Feinting after Francesca’s story: V.139–42

Dante is unable to speak to the tree: XIII.82–4

Virgil chews out Dante for pitying the distorted diviners and magicians:

Of course I wept, leaning against a rock
along that rugged ridge, so that my guide
told me: “Are you as foolish as the rest?
Here pity only lives when it is dead:
for who can be more impious than he
who links God’s judgement to passivity?”
~ (XX.25–30)

Righteous Anger

And I: “O master, I am very eager
to see that spirit soused within this broth
before we’ve made our way across the lake.”
And he to me: “Before the other shore
comes into view, you shall be satisfied;
to gratify so fine a wish is right.”
Soon after I had heard these words, I saw
the muddy sinners so dismember him
that even now I praise and thank God for it.
~ (VIII.52–60)

Jesus Descending into Hell

Virgil’s comments about Jesus retrieving the patriarchs shortly after he came to hell: IV.46–61

Self Punishment

Some have said that the sinner’s in Dante’s hell punish themselves; that their punishment is merely fulfilling what they wanted to be. In some cases, e.g. Paulo and Fransesca or Ugollini, this seems true. But in other places it does not. E.g., consider Virgil’s comment:

“See there Guido Bonatti; see Asdente,
who now would wish he had attended to
his cord and leather, but repents too late.”
~ (XX.118–120)

Questions

How does the gluttons punishment, being stuck in filthy rain, fit their crime?

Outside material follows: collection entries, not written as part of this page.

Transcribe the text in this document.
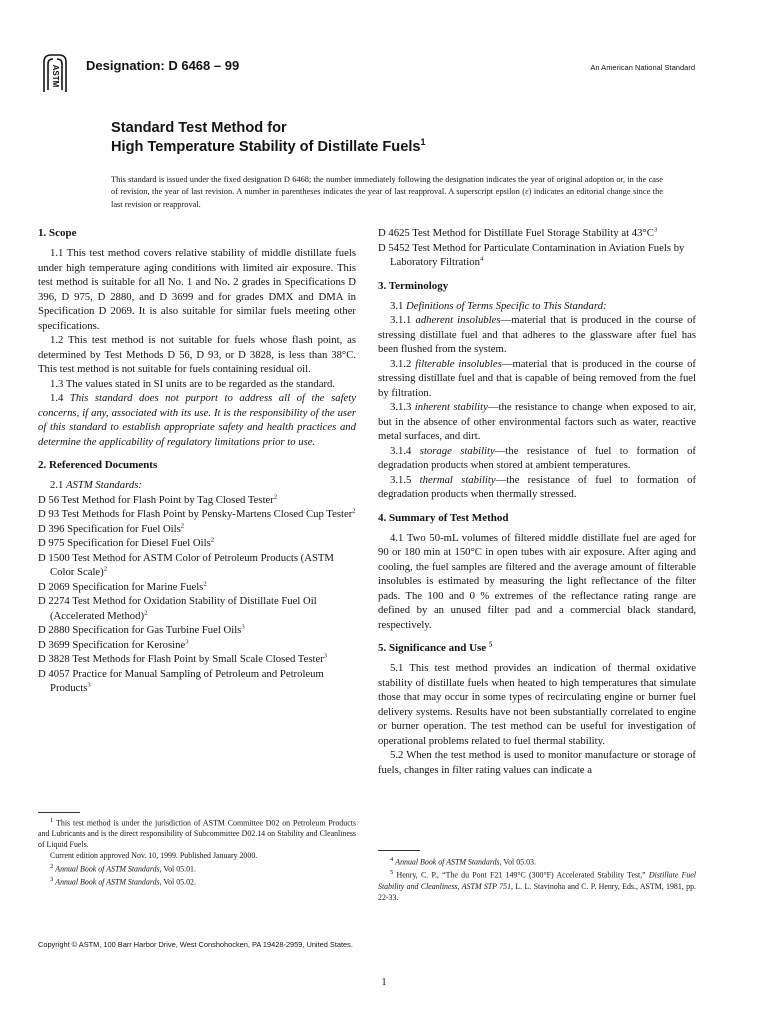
ASTM Designation: D 6468 – 99	An American National Standard
Standard Test Method for
High Temperature Stability of Distillate Fuels$^1$
This standard is issued under the fixed designation D 6468; the number immediately following the designation indicates the year of original adoption or, in the case of revision, the year of last revision. A number in parentheses indicates the year of last reapproval. A superscript epsilon (ε) indicates an editorial change since the last revision or reapproval.
1. Scope

1.1 This test method covers relative stability of middle distillate fuels under high temperature aging conditions with limited air exposure. This test method is suitable for all No. 1 and No. 2 grades in Specifications D 396, D 975, D 2880, and D 3699 and for grades DMX and DMA in Specification D 2069. It is also suitable for similar fuels meeting other specifications.

1.2 This test method is not suitable for fuels whose flash point, as determined by Test Methods D 56, D 93, or D 3828, is less than 38°C. This test method is not suitable for fuels containing residual oil.

1.3 The values stated in SI units are to be regarded as the standard.

1.4 This standard does not purport to address all of the safety concerns, if any, associated with its use. It is the responsibility of the user of this standard to establish appropriate safety and health practices and determine the applicability of regulatory limitations prior to use.

2. Referenced Documents

2.1 ASTM Standards:

D 56 Test Method for Flash Point by Tag Closed Tester$^2$

D 93 Test Methods for Flash Point by Pensky-Martens Closed Cup Tester$^2$

D 396 Specification for Fuel Oils$^2$

D 975 Specification for Diesel Fuel Oils$^2$

D 1500 Test Method for ASTM Color of Petroleum Products (ASTM Color Scale)$^2$

D 2069 Specification for Marine Fuels$^2$

D 2274 Test Method for Oxidation Stability of Distillate Fuel Oil (Accelerated Method)$^2$

D 2880 Specification for Gas Turbine Fuel Oils$^3$

D 3699 Specification for Kerosine$^3$

D 3828 Test Methods for Flash Point by Small Scale Closed Tester$^3$

D 4057 Practice for Manual Sampling of Petroleum and Petroleum Products$^3$

D 4625 Test Method for Distillate Fuel Storage Stability at $43^\circ C^3$

D 5452 Test Method for Particulate Contamination in Aviation Fuels by Laboratory Filtration$^4$

3. Terminology

3.1 Definitions of Terms Specific to This Standard:

3.1.1 adherent insolubles—material that is produced in the course of stressing distillate fuel and that adheres to the glassware after fuel has been flushed from the system.

3.1.2 filterable insolubles—material that is produced in the course of stressing distillate fuel and that is capable of being removed from the fuel by filtration.

3.1.3 inherent stability—the resistance to change when exposed to air, but in the absence of other environmental factors such as water, reactive metal surfaces, and dirt.

3.1.4 storage stability—the resistance of fuel to formation of degradation products when stored at ambient temperatures.

3.1.5 thermal stability—the resistance of fuel to formation of degradation products when thermally stressed.

4. Summary of Test Method

4.1 Two 50-mL volumes of filtered middle distillate fuel are aged for 90 or 180 min at 150°C in open tubes with air exposure. After aging and cooling, the fuel samples are filtered and the average amount of filterable insolubles is estimated by measuring the light reflectance of the filter pads. The 100 and 0 % extremes of the reflectance rating range are defined by an unused filter pad and a commercial black standard, respectively.

5. Significance and Use $^5$

5.1 This test method provides an indication of thermal oxidative stability of distillate fuels when heated to high temperatures that simulate those that may occur in some types of recirculating engine or burner fuel delivery systems. Results have not been substantially correlated to engine or burner operation. The test method can be useful for investigation of operational problems related to fuel thermal stability.

5.2 When the test method is used to monitor manufacture or storage of fuels, changes in filter rating values can indicate a

$^1$ This test method is under the jurisdiction of ASTM Committee D02 on Petroleum Products and Lubricants and is the direct responsibility of Subcommittee D02.14 on Stability and Cleanliness of Liquid Fuels.

Current edition approved Nov. 10, 1999. Published January 2000.

$^2$ Annual Book of ASTM Standards, Vol 05.01.

$^3$ Annual Book of ASTM Standards, Vol 05.02.

$^4$ Annual Book of ASTM Standards, Vol 05.03.

$^5$ Henry, C. P., “The du Pont F21 149°C (300°F) Accelerated Stability Test,” Distillate Fuel Stability and Cleanliness, ASTM STP 751, L. L. Stavinoha and C. P. Henry, Eds., ASTM, 1981, pp. 22-33.

Copyright © ASTM, 100 Barr Harbor Drive, West Conshohocken, PA 19428-2959, United States.
1
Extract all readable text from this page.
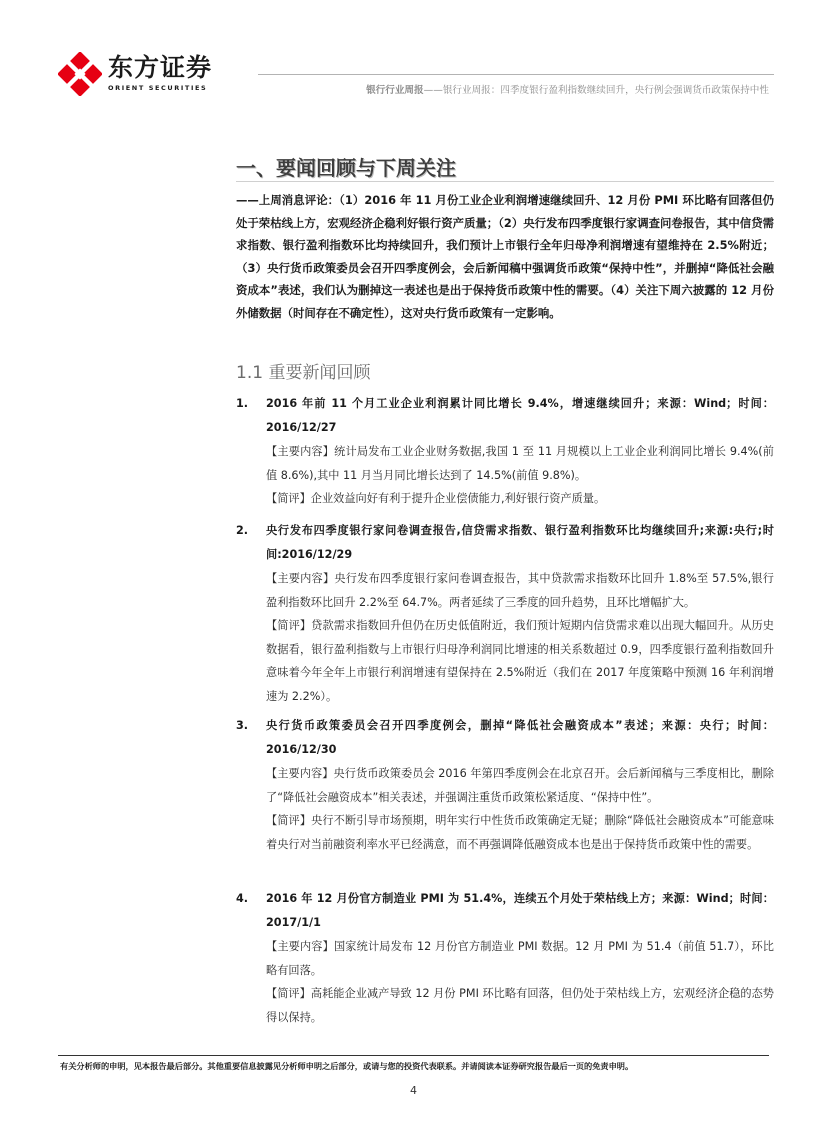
东方证券
ORIENT SECURITIES	银行行业周报——银行业周报：四季度银行盈利指数继续回升，央行例会强调货币政策保持中性
一、要闻回顾与下周关注
——上周消息评论：（1）2016 年 11 月份工业企业利润增速继续回升、12 月份 PMI 环比略有回落但仍处于荣枯线上方，宏观经济企稳利好银行资产质量；（2）央行发布四季度银行家调查问卷报告，其中信贷需求指数、银行盈利指数环比均持续回升，我们预计上市银行全年归母净利润增速有望维持在 2.5%附近；（3）央行货币政策委员会召开四季度例会，会后新闻稿中强调货币政策“保持中性”，并删掉“降低社会融资成本”表述，我们认为删掉这一表述也是出于保持货币政策中性的需要。（4）关注下周六披露的 12 月份外储数据（时间存在不确定性），这对央行货币政策有一定影响。
1.1 重要新闻回顾
1. 2016 年前 11 个月工业企业利润累计同比增长 9.4%，增速继续回升；来源：Wind；时间：2016/12/27

【主要内容】统计局发布工业企业财务数据,我国 1 至 11 月规模以上工业企业利润同比增长 9.4%(前值 8.6%),其中 11 月当月同比增长达到了 14.5%(前值 9.8%)。

【简评】企业效益向好有利于提升企业偿债能力,利好银行资产质量。

2. 央行发布四季度银行家问卷调查报告,信贷需求指数、银行盈利指数环比均继续回升;来源:央行;时间:2016/12/29

【主要内容】央行发布四季度银行家问卷调查报告，其中贷款需求指数环比回升 1.8%至 57.5%,银行盈利指数环比回升 2.2%至 64.7%。两者延续了三季度的回升趋势，且环比增幅扩大。

【简评】贷款需求指数回升但仍在历史低值附近，我们预计短期内信贷需求难以出现大幅回升。从历史数据看，银行盈利指数与上市银行归母净利润同比增速的相关系数超过 0.9，四季度银行盈利指数回升意味着今年全年上市银行利润增速有望保持在 2.5%附近（我们在 2017 年度策略中预测 16 年利润增速为 2.2%）。

3. 央行货币政策委员会召开四季度例会，删掉“降低社会融资成本”表述；来源：央行；时间：2016/12/30

【主要内容】央行货币政策委员会 2016 年第四季度例会在北京召开。会后新闻稿与三季度相比，删除了“降低社会融资成本”相关表述，并强调注重货币政策松紧适度、“保持中性”。

【简评】央行不断引导市场预期，明年实行中性货币政策确定无疑；删除“降低社会融资成本”可能意味着央行对当前融资利率水平已经满意，而不再强调降低融资成本也是出于保持货币政策中性的需要。

4. 2016 年 12 月份官方制造业 PMI 为 51.4%，连续五个月处于荣枯线上方；来源：Wind；时间：2017/1/1

【主要内容】国家统计局发布 12 月份官方制造业 PMI 数据。12 月 PMI 为 51.4（前值 51.7），环比略有回落。

【简评】高耗能企业减产导致 12 月份 PMI 环比略有回落，但仍处于荣枯线上方，宏观经济企稳的态势得以保持。

有关分析师的申明，见本报告最后部分。其他重要信息披露见分析师申明之后部分，或请与您的投资代表联系。并请阅读本证券研究报告最后一页的免责申明。
4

In several passages it’s made clear that Dante the pilgrim still has a physical body. Yet many punishments are physical in nature. How is this consistent?

Why didn’t the angel who came to help Virgil and Dante get into the city of Dis speak to them?

Why are the Epicureans, in particular, placed in the sixth circle with the Heretics when other Pagan philosophers are in the first circle?

Why are Virgil and Dante so affectionate to each other?

All quotations are taken from Allen Mandelbaum’s translation, published in three parts in 1980, 1982, and 1984.